无法通过 BeautifulSoup/LXML 解析 HTML
Unable to parse HTML by BeautifulSoup / LXML
我有一个 HTML 页面,我想找到其中的一些项目。
我发现很难应用 beautifulsoup 或 lxml
HTML 页数:
<li class="context-card">
<div class="episode" data-id="t1">
<span class="av-play">Title to scrape</span>
</div>
</li>
<li class="context-card">
<div class="episode" data-id="t2">
<span class="av-play">Title2 to scrape</span>
</div>
</li>
<li class="context-card">
<div class="episode" data-id="t3">
<span class="av-play">Title3 to scrape</span>
</div>
</li>
如何在列表中的不同词典中获取所有这 3 个 ID 和标题
[{'id':'t1', 'title': 'Title to scrape'}, {'id':'t2', 'title': 'Title2 to scrape'}, {'id':'t3', 'title': 'Title3 to scrape'}]
您需要的所有标题和 ID 都位于具有 class="episode"
属性的 <span>
标签内。因此,您的工作是遍历所有这些标签并获取 div
标签的 'data-id'
及其内部 span
标签的 text
。
代码:
html = '''
<li class="context-card">
<div class="episode" data-id="t1">
<span class="av-play">Title to scrape</span>
</div>
</li>
<li class="context-card">
<div class="episode" data-id="t2">
<span class="av-play">Title2 to scrape</span>
</div>
</li>
<li class="context-card">
<div class="episode" data-id="t3">
<span class="av-play">Title3 to scrape</span>
</div>
</li>
'''
soup = BeautifulSoup(html, 'lxml')
title_list = []
for ep in soup.find_all('div', class_='episode'):
curr_dict = {'id': ep['data-id'], 'title': ep.span.text}
title_list.append(curr_dict)
print(title_list)
输出:
[{'id': 't1', 'title': 'Title to scrape'},
{'id': 't2', 'title': 'Title2 to scrape'},
{'id': 't3', 'title': 'Title3 to scrape'}]
或者,同样可以使用列表理解来完成:
title_list = [{'id': ep['data-id'], 'title': ep.span.text} for ep in soup.find_all('div', class_='episode')]

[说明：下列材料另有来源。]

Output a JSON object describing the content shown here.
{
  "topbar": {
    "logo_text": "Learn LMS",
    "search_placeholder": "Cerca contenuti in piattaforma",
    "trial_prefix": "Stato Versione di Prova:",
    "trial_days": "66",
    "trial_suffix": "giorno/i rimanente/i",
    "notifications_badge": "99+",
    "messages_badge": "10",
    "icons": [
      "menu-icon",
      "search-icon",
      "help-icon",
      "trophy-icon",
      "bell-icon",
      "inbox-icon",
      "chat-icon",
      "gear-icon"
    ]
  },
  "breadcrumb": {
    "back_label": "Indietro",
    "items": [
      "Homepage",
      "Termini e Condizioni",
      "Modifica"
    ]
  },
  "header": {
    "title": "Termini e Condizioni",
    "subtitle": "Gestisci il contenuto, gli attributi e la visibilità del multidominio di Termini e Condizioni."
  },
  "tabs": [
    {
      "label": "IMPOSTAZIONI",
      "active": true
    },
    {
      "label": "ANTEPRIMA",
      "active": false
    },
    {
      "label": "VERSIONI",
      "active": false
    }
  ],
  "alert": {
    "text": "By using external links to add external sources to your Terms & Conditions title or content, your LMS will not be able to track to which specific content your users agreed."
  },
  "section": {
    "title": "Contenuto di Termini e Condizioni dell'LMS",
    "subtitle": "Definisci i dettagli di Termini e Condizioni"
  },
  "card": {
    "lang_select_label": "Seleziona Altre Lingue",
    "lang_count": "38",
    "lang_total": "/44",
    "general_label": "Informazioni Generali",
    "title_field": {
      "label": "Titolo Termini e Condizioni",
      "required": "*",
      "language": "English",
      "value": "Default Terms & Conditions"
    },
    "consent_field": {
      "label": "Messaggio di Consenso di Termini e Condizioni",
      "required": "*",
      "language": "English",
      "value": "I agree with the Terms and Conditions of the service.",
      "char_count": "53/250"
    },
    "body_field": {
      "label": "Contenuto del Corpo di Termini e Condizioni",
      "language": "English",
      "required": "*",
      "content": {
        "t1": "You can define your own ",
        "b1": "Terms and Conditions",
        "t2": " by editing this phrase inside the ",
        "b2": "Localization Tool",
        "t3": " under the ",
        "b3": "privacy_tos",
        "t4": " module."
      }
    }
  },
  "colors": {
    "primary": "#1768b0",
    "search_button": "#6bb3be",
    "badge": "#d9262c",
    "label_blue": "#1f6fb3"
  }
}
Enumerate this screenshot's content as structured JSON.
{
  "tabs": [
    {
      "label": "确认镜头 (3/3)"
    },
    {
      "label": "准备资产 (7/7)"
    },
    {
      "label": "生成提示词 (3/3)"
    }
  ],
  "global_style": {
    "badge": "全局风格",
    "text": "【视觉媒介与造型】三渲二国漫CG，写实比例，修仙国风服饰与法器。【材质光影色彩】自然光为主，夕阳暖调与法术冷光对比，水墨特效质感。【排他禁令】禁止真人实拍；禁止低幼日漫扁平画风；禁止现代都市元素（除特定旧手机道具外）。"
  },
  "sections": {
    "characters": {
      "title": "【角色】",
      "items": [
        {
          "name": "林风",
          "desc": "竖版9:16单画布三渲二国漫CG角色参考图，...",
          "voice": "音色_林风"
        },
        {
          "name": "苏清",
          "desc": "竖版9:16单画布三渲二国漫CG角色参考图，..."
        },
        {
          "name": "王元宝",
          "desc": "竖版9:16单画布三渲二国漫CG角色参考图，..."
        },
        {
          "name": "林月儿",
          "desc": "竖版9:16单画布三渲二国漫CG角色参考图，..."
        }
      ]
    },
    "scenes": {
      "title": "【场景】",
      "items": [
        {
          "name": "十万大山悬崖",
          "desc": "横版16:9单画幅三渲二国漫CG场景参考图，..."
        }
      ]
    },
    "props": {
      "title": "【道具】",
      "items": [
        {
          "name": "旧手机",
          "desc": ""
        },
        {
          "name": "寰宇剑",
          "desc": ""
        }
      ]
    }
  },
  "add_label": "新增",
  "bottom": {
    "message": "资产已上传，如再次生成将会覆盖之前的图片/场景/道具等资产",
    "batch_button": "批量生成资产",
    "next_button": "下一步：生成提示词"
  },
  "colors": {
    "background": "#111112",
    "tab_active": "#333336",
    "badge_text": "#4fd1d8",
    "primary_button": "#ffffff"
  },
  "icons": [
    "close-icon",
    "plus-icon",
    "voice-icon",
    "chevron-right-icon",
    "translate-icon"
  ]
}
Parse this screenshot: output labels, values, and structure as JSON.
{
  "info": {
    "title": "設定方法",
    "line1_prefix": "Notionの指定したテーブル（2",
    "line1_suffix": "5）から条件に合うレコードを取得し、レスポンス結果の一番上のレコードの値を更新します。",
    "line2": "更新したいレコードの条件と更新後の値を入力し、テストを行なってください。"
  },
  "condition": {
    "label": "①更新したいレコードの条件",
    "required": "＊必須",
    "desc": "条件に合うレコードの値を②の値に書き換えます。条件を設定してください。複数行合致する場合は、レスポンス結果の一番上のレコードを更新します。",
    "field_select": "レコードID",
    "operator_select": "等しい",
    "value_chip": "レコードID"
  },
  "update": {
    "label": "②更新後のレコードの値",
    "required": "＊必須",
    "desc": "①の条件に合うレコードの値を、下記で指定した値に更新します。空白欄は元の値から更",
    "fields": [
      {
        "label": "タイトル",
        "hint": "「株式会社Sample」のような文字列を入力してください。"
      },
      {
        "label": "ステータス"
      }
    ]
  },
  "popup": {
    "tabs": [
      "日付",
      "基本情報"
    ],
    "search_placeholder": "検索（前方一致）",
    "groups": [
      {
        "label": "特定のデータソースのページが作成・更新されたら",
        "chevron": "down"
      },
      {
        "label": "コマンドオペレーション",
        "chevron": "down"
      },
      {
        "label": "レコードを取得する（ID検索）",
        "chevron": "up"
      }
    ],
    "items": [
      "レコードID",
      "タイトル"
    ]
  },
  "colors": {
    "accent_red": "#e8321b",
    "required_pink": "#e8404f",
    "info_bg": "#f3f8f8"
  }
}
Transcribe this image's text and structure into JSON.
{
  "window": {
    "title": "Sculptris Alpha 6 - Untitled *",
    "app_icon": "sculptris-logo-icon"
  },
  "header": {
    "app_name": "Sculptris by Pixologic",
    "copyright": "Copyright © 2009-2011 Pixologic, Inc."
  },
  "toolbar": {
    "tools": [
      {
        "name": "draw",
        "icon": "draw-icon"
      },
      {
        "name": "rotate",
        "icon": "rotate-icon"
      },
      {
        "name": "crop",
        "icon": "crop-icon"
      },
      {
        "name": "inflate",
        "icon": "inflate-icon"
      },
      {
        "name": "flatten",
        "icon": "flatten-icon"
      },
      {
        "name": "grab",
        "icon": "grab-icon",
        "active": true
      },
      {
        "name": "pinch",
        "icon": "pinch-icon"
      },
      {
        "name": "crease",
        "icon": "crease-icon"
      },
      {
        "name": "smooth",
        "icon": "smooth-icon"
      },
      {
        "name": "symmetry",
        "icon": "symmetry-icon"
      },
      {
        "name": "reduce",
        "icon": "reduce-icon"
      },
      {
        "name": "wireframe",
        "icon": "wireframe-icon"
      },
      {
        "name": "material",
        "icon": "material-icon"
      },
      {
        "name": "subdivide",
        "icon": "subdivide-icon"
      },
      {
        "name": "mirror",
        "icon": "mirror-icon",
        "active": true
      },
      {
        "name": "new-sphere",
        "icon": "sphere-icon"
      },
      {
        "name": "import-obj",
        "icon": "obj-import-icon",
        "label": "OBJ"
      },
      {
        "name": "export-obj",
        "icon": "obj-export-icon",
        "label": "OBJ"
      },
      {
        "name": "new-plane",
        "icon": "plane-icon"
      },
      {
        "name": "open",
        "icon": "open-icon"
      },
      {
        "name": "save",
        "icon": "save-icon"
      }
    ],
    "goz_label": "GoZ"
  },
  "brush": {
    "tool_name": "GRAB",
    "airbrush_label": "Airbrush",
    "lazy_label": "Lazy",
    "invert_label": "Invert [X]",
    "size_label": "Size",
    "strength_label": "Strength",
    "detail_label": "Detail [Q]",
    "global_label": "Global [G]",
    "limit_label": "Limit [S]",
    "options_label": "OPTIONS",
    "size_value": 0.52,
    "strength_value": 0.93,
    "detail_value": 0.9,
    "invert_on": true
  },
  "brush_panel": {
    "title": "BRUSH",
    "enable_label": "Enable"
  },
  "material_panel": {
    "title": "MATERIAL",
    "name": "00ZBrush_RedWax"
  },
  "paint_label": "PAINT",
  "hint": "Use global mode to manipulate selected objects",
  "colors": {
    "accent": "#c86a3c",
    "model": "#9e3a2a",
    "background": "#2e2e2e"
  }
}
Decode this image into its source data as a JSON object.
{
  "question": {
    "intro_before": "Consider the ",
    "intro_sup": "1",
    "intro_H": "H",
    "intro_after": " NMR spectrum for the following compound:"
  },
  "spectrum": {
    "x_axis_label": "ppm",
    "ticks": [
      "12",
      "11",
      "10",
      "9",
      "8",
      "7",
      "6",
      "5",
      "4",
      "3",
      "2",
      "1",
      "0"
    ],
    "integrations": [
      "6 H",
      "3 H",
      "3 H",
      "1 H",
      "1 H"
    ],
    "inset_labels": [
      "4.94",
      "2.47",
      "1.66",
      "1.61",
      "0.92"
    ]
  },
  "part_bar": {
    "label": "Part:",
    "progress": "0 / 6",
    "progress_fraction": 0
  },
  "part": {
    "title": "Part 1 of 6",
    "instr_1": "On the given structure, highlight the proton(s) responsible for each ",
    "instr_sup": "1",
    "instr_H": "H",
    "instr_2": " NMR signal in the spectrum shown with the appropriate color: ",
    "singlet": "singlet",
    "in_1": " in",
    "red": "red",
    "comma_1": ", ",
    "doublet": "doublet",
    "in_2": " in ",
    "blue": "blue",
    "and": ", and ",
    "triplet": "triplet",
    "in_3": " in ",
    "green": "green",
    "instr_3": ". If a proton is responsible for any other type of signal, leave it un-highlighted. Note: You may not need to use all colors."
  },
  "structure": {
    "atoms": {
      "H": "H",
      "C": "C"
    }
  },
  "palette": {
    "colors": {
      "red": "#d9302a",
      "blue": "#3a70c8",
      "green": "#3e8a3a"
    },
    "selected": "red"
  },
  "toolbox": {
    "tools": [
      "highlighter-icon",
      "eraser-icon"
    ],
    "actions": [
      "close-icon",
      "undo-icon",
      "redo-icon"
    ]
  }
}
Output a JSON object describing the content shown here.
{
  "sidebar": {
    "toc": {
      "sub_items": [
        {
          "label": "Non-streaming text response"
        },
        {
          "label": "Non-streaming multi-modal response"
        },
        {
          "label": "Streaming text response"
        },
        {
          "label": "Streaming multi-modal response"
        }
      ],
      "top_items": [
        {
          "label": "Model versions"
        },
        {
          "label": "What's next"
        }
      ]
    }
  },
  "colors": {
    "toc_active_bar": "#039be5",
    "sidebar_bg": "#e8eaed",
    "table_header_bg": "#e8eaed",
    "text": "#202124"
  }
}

我有一个 HTML 页面,我想找到其中的一些项目。 我发现很难应用 beautifulsoup 或 lxml
HTML 页数:
<li class="context-card">
<div class="episode" data-id="t1">
<span class="av-play">Title to scrape</span>
</div>
</li>
<li class="context-card">
<div class="episode" data-id="t2">
<span class="av-play">Title2 to scrape</span>
</div>
</li>
<li class="context-card">
<div class="episode" data-id="t3">
<span class="av-play">Title3 to scrape</span>
</div>
</li>
如何在列表中的不同词典中获取所有这 3 个 ID 和标题
[{'id':'t1', 'title': 'Title to scrape'}, {'id':'t2', 'title': 'Title2 to scrape'}, {'id':'t3', 'title': 'Title3 to scrape'}]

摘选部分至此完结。